Puzzles

One method for putting the five balls into the four boxes is: pick one of the balls (there are 5 ways to do this), then put the other four balls into boxes with one in each box (there are 4! ways to do this), then put the picked ball into a box (there are 4 ways to do this). This method gives exactly two ways of obtaining each possible arrangement, so the number of ways is \(5\times4!\times4\div2\) or 240.

The two tokens must be in two non-adjacent columns. There are ½×21×20 ways of picking two different columns. 20 of these ways will give two adjacent columns, so there are ½×21×20–20=190 ways to pick the columns.

Once the columns are picked there are four choices for the rows to place the tokens in (up and up, up and down, down and up, down and down). 4×190=760.

Either both pieces must be on the diagonal, or one pieces is in the lower right half and the other is in the reflected position in the upper right half.

There are \(\left(\begin{array}{c}29\\2\end{array}\right)=406\) ways to pick two squares on the diagonal. There are 406 squares below the diagonal.

Therefore there are 406+406 = 812 ways to arrange the pieces.

First, consider placing 5 tiles in a 1×9 grid. There is only one way to do this:

To get the number of ways of placing 5 tiles in a 1×10 grid, imagine adding an extra blank square to either the start or end of the grid or between two of the counters. There are 6 places this tile could be inserted leading to 6 arrangements of 5 tiles in a 1×10 grid.

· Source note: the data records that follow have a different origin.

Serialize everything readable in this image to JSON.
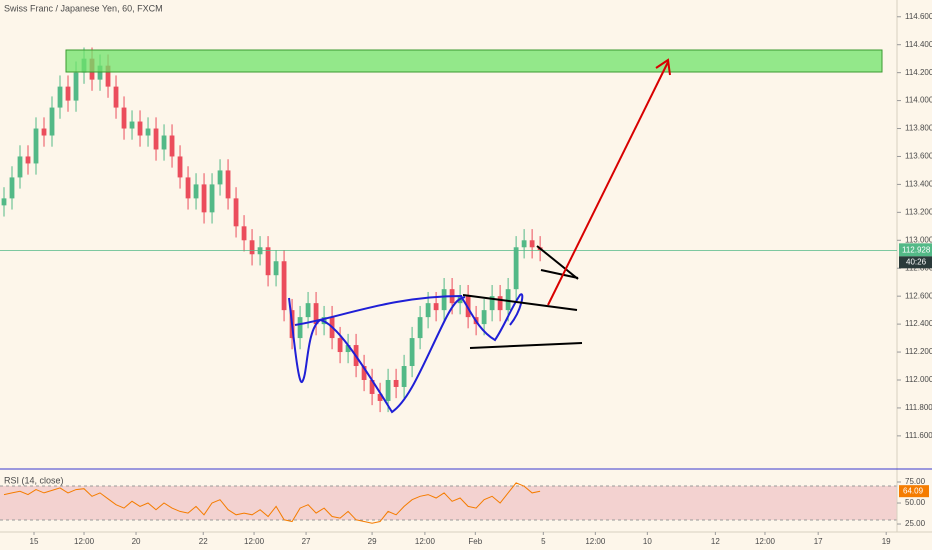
{
  "chart_data": {
    "type": "candlestick",
    "title": "Swiss Franc / Japanese Yen, 60, FXCM",
    "up_color": "#53b987",
    "down_color": "#eb4d5c",
    "xlim": [
      -0.5,
      111.6
    ],
    "xticks": [
      {
        "value": 3.75,
        "label": "15"
      },
      {
        "value": 10,
        "label": "12:00"
      },
      {
        "value": 16.5,
        "label": "20"
      },
      {
        "value": 24.9,
        "label": "22"
      },
      {
        "value": 31.25,
        "label": "12:00"
      },
      {
        "value": 37.75,
        "label": "27"
      },
      {
        "value": 46,
        "label": "29"
      },
      {
        "value": 52.6,
        "label": "12:00"
      },
      {
        "value": 58.9,
        "label": "Feb"
      },
      {
        "value": 67.4,
        "label": "5"
      },
      {
        "value": 73.9,
        "label": "12:00"
      },
      {
        "value": 80.4,
        "label": "10"
      },
      {
        "value": 88.9,
        "label": "12"
      },
      {
        "value": 95.1,
        "label": "12:00"
      },
      {
        "value": 101.75,
        "label": "17"
      },
      {
        "value": 110.25,
        "label": "19"
      }
    ],
    "ylim": [
      111.37,
      114.72
    ],
    "yticks": [
      {
        "value": 114.6,
        "label": "114.600"
      },
      {
        "value": 114.4,
        "label": "114.400"
      },
      {
        "value": 114.2,
        "label": "114.200"
      },
      {
        "value": 114.0,
        "label": "114.000"
      },
      {
        "value": 113.8,
        "label": "113.800"
      },
      {
        "value": 113.6,
        "label": "113.600"
      },
      {
        "value": 113.4,
        "label": "113.400"
      },
      {
        "value": 113.2,
        "label": "113.200"
      },
      {
        "value": 113.0,
        "label": "113.000"
      },
      {
        "value": 112.8,
        "label": "112.800"
      },
      {
        "value": 112.6,
        "label": "112.600"
      },
      {
        "value": 112.4,
        "label": "112.400"
      },
      {
        "value": 112.2,
        "label": "112.200"
      },
      {
        "value": 112.0,
        "label": "112.000"
      },
      {
        "value": 111.8,
        "label": "111.800"
      },
      {
        "value": 111.6,
        "label": "111.600"
      }
    ],
    "open": [
      113.25,
      113.3,
      113.45,
      113.6,
      113.55,
      113.8,
      113.75,
      113.95,
      114.1,
      114.0,
      114.2,
      114.3,
      114.15,
      114.25,
      114.1,
      113.95,
      113.8,
      113.85,
      113.75,
      113.8,
      113.65,
      113.75,
      113.6,
      113.45,
      113.3,
      113.4,
      113.2,
      113.4,
      113.5,
      113.3,
      113.1,
      113.0,
      112.9,
      112.95,
      112.75,
      112.85,
      112.5,
      112.3,
      112.45,
      112.55,
      112.4,
      112.45,
      112.3,
      112.2,
      112.25,
      112.1,
      112.0,
      111.9,
      111.85,
      112.0,
      111.95,
      112.1,
      112.3,
      112.45,
      112.55,
      112.5,
      112.65,
      112.55,
      112.6,
      112.45,
      112.4,
      112.5,
      112.6,
      112.5,
      112.65,
      112.95,
      113.0,
      112.95
    ],
    "high": [
      113.38,
      113.53,
      113.68,
      113.68,
      113.88,
      113.88,
      114.03,
      114.18,
      114.18,
      114.28,
      114.38,
      114.38,
      114.33,
      114.33,
      114.18,
      114.03,
      113.93,
      113.93,
      113.88,
      113.88,
      113.83,
      113.83,
      113.68,
      113.53,
      113.48,
      113.48,
      113.48,
      113.58,
      113.58,
      113.38,
      113.18,
      113.08,
      113.03,
      113.03,
      112.93,
      112.93,
      112.58,
      112.53,
      112.63,
      112.63,
      112.53,
      112.53,
      112.38,
      112.33,
      112.33,
      112.18,
      112.08,
      111.98,
      112.08,
      112.08,
      112.18,
      112.38,
      112.53,
      112.63,
      112.63,
      112.73,
      112.73,
      112.68,
      112.68,
      112.53,
      112.58,
      112.68,
      112.68,
      112.73,
      113.03,
      113.08,
      113.08,
      113.03
    ],
    "low": [
      113.17,
      113.22,
      113.37,
      113.47,
      113.47,
      113.67,
      113.67,
      113.87,
      113.92,
      113.92,
      114.12,
      114.07,
      114.07,
      114.02,
      113.87,
      113.72,
      113.72,
      113.67,
      113.67,
      113.57,
      113.57,
      113.52,
      113.37,
      113.22,
      113.22,
      113.12,
      113.12,
      113.32,
      113.22,
      113.02,
      112.92,
      112.82,
      112.82,
      112.67,
      112.67,
      112.42,
      112.22,
      112.22,
      112.37,
      112.32,
      112.32,
      112.22,
      112.12,
      112.12,
      112.02,
      111.92,
      111.82,
      111.77,
      111.77,
      111.87,
      111.87,
      112.02,
      112.22,
      112.37,
      112.42,
      112.42,
      112.47,
      112.47,
      112.37,
      112.32,
      112.32,
      112.42,
      112.42,
      112.42,
      112.57,
      112.87,
      112.87,
      112.85
    ],
    "close": [
      113.3,
      113.45,
      113.6,
      113.55,
      113.8,
      113.75,
      113.95,
      114.1,
      114.0,
      114.2,
      114.3,
      114.15,
      114.25,
      114.1,
      113.95,
      113.8,
      113.85,
      113.75,
      113.8,
      113.65,
      113.75,
      113.6,
      113.45,
      113.3,
      113.4,
      113.2,
      113.4,
      113.5,
      113.3,
      113.1,
      113.0,
      112.9,
      112.95,
      112.75,
      112.85,
      112.5,
      112.3,
      112.45,
      112.55,
      112.4,
      112.45,
      112.3,
      112.2,
      112.25,
      112.1,
      112.0,
      111.9,
      111.85,
      112.0,
      111.95,
      112.1,
      112.3,
      112.45,
      112.55,
      112.5,
      112.65,
      112.55,
      112.6,
      112.45,
      112.4,
      112.5,
      112.6,
      112.5,
      112.65,
      112.95,
      113.0,
      112.95,
      112.928
    ],
    "last_price_label": "112.928",
    "countdown": "40:26",
    "rsi": {
      "label": "RSI (14, close)",
      "color": "#f57c00",
      "ylim": [
        15.5,
        89.3
      ],
      "yticks": [
        {
          "value": 75,
          "label": "75.00"
        },
        {
          "value": 50,
          "label": "50.00"
        },
        {
          "value": 25,
          "label": "25.00"
        }
      ],
      "values": [
        60,
        62,
        64,
        60,
        66,
        62,
        65,
        68,
        62,
        66,
        67,
        58,
        62,
        55,
        48,
        44,
        52,
        46,
        50,
        42,
        50,
        44,
        40,
        38,
        46,
        36,
        50,
        54,
        42,
        36,
        38,
        36,
        42,
        34,
        46,
        30,
        28,
        44,
        48,
        38,
        44,
        34,
        32,
        40,
        30,
        28,
        26,
        28,
        40,
        36,
        46,
        54,
        58,
        60,
        56,
        62,
        52,
        56,
        46,
        44,
        54,
        58,
        50,
        62,
        74,
        70,
        62,
        64.09
      ],
      "last_label": "64.09"
    }
  }
}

For 5 tiles in a 2×10 grid, you can first pick the columns the tiles go in (as a tile being in a column means nothing can be placed the columns either side, the number of ways to pick columns is the same and the number of wats to arrange 5 tokens in a 1×10 grid). For each of these column choices, there are two locations for each tile (top or bottom). This leads to a total number of arrangements of 6×2⁵=192.